Oltre a essere “Felicemente italiani”, i 204 giovani intervistati sono anche “Nativi-cosmopoliti”. Sono 18-29enni, cittadini italiani per nascita o a partire dalla maggiore età, che vivono la loro giovinezza in salita.
Cresciuti in un tempo e in un Paese del benessere per molti, ma non per tutti, pieno di contraddizioni, di differenze che sfociano facilmente in disuguaglianze e discriminazioni – talvolta nell’indifferenza generale. Un tempo pesante e gravoso di preoccupazioni, in cui l’incertezza protratta per troppi anni nei confronti del futuro pietrifica progressivamente l’entusiasmo, che via via si trasforma in sfiducia e, a seguire, immobilismo – i Neet, chi non studia e non lavora, sono il caso più evidente, le prime vittime di tutto questo. I Millennials non stanno vivendo un tempo facile, tutt’altro. Un tempo poco sostenibile da tanti punti di vista (economico, politico, sociale, ambientale); un lascito delle precedenti generazioni che non hanno avuto troppo a cuore la restituzione, ossia che mondo avrebbero un giorno lasciato ai loro figli.
In questa cornice spazio-temporale si collocano i percorsi biografici dei Millennials italiani. Tutto sembrerebbe perduto, senza speranza, e invece no. Pur avendo una vita in salita, le generazioni più giovani sono le meglio attrezzate a vivere il presente, in quanto possono far conto su parecchie loro specifiche competenze e capacità, su soft skills utili per emanciparsi, per trovare una nuova quadratura in questo tempo complesso. Il primo vantaggio, rispetto agli altri, è rappresentato dal fatto che sono cresciuti in una società che cresceva e cambiava con loro, imparando in tempo reale, corpo a corpo con il quotidiano, a far fronte al cambiamento stesso.

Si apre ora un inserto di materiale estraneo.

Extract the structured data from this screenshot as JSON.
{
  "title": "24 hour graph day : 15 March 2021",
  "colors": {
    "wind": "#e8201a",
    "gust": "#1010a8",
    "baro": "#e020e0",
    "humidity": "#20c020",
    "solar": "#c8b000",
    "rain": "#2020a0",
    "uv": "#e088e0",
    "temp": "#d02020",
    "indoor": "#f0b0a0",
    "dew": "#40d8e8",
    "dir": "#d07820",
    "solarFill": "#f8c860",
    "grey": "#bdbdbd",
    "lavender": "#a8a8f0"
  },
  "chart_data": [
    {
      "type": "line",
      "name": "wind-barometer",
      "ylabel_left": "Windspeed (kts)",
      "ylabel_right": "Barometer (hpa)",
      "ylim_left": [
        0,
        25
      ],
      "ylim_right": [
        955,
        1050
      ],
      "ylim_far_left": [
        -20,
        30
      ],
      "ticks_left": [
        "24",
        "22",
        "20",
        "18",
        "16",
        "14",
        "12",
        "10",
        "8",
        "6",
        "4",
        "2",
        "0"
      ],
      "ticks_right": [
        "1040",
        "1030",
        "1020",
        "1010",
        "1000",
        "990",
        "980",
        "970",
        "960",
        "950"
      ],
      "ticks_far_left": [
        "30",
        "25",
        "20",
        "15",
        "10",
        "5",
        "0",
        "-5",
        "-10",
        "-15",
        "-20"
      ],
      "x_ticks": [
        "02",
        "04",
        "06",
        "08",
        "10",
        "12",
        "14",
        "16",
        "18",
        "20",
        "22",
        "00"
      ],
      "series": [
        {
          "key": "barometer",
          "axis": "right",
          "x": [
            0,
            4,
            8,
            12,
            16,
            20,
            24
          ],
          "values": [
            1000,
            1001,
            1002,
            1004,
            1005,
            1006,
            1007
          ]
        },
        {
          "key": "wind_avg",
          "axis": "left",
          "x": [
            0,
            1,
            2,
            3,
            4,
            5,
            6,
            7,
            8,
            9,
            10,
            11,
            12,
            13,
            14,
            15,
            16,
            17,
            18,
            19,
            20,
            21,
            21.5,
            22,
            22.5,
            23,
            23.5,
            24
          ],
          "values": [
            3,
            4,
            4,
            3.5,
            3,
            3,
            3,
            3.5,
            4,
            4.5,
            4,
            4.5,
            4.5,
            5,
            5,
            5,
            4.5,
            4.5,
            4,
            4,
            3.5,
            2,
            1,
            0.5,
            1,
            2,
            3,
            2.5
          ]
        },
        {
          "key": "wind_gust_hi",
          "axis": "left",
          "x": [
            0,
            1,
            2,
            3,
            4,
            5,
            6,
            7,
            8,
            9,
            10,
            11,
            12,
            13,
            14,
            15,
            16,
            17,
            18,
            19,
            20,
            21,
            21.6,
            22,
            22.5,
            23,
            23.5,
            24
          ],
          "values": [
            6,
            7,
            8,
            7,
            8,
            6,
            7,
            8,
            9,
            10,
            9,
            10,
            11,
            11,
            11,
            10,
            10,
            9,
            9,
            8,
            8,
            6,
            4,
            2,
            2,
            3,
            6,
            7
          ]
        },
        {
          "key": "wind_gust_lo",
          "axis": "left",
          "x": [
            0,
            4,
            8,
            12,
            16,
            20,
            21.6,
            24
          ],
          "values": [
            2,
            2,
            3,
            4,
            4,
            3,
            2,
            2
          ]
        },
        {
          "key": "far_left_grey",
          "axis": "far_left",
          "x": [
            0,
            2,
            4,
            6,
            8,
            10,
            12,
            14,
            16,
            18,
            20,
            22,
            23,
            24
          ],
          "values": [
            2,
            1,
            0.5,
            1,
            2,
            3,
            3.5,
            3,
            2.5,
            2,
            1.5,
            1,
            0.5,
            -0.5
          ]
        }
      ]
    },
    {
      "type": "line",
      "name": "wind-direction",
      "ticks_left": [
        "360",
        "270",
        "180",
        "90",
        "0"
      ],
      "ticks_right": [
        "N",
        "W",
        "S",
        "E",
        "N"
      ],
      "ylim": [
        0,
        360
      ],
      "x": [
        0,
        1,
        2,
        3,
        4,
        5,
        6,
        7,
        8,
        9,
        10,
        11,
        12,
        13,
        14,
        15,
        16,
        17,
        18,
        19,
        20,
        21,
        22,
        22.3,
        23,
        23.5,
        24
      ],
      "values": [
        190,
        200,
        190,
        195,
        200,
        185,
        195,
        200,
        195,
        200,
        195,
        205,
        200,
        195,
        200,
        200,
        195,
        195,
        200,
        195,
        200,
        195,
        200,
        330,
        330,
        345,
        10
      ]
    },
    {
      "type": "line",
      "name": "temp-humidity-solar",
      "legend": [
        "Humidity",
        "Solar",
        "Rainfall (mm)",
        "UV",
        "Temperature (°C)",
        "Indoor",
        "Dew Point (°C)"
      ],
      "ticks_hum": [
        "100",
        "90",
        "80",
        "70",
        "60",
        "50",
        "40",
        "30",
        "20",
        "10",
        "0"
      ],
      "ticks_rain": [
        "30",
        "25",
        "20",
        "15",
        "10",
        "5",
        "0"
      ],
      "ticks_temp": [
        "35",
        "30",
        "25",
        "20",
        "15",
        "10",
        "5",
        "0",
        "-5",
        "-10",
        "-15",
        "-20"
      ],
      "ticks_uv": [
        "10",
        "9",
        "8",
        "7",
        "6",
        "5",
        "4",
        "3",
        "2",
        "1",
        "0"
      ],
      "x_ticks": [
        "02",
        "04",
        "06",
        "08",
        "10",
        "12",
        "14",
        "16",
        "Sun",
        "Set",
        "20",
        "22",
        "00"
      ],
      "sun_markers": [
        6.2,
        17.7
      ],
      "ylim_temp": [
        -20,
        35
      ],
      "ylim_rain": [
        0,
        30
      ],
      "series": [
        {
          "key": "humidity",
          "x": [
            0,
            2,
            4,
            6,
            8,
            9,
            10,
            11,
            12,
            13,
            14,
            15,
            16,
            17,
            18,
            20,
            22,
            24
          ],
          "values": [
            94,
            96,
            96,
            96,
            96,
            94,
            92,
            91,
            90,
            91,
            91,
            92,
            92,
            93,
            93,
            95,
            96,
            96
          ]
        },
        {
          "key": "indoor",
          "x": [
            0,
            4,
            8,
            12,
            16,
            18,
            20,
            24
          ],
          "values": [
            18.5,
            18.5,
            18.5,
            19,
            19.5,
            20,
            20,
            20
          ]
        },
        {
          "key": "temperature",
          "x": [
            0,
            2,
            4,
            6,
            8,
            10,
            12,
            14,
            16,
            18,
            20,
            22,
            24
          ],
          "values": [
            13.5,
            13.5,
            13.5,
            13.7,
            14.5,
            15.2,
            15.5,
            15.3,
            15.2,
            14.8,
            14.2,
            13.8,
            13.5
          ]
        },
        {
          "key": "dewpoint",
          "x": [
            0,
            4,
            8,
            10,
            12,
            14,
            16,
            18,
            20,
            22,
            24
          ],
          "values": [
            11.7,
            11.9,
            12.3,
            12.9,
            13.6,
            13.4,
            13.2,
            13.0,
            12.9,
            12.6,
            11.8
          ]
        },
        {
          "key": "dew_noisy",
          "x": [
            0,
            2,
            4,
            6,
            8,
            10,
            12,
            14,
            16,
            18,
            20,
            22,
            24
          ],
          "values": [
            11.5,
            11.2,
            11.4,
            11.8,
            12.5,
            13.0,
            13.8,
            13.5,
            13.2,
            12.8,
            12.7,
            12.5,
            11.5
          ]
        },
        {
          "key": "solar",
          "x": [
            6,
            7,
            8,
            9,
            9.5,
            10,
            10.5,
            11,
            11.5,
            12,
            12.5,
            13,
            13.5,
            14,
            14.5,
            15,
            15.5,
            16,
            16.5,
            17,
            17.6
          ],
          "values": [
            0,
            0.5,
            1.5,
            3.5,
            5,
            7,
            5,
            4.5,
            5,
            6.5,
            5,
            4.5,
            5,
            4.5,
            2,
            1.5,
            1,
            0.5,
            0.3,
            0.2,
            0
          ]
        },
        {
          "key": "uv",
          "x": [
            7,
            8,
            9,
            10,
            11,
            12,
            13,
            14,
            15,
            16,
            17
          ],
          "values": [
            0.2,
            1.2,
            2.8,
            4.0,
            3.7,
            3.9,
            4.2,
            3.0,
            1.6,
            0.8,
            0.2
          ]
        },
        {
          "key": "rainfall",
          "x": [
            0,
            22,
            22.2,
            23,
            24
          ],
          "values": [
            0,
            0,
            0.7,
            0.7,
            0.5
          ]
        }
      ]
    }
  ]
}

L’esperienza migratoria – segno distintivo di questo nostro tempo – contraddistingue le loro biografie, coinvolgendoli in prima persona, con modalità diverse, e ne fanno pertanto una generazione mobile, dei Nativi-cosmopoliti, cittadini del mondo, potremmo dire. Sono “Nativi-cosmopoliti” nel senso che hanno incontrato l’immigrazione fin dall’infanzia – in primis a scuola e nei luoghi della socialità frequentati – e successivamente nella pre-adolescenza e adolescenza, sempre a scuola, ma anche in spazi e luoghi informali, disseminati per le città, di paesi diversi.
Nella giovinezza l’incontro con l’immigrazione si presenta più e più volte nella forma di legami amicali e di vicinato, co-abitazioni con coinquilini stranieri, frequentazione di colleghi in università e al lavoro, nei tanti viaggi low cost, sui mezzi pubblici, nelle stazioni e i suoi fast food. Insomma, le occasioni di fare esperienza di culture differenti dalla propria non sono mancate in passato e non mancheranno in futuro. Ogni età della vita, rispetto al fare esperienza dell’immigrazione, si trova sulla modalità on, non ci sono stati off.
In sintesi, per il tempo in cui sono nati, per le esperienze che hanno vissuto, i Millennials sono sicuramente più aperti delle precedenti generazioni, nei confronti dell’immigrazione hanno un atteggiamento meno “ostile” e più incline alla convivenza e all’ibridazione culturale. I giovani sembrerebbero essere allora sulla buona strada. Agli adulti non resta che imparare da loro come fare per vivere al meglio il nostro tempo.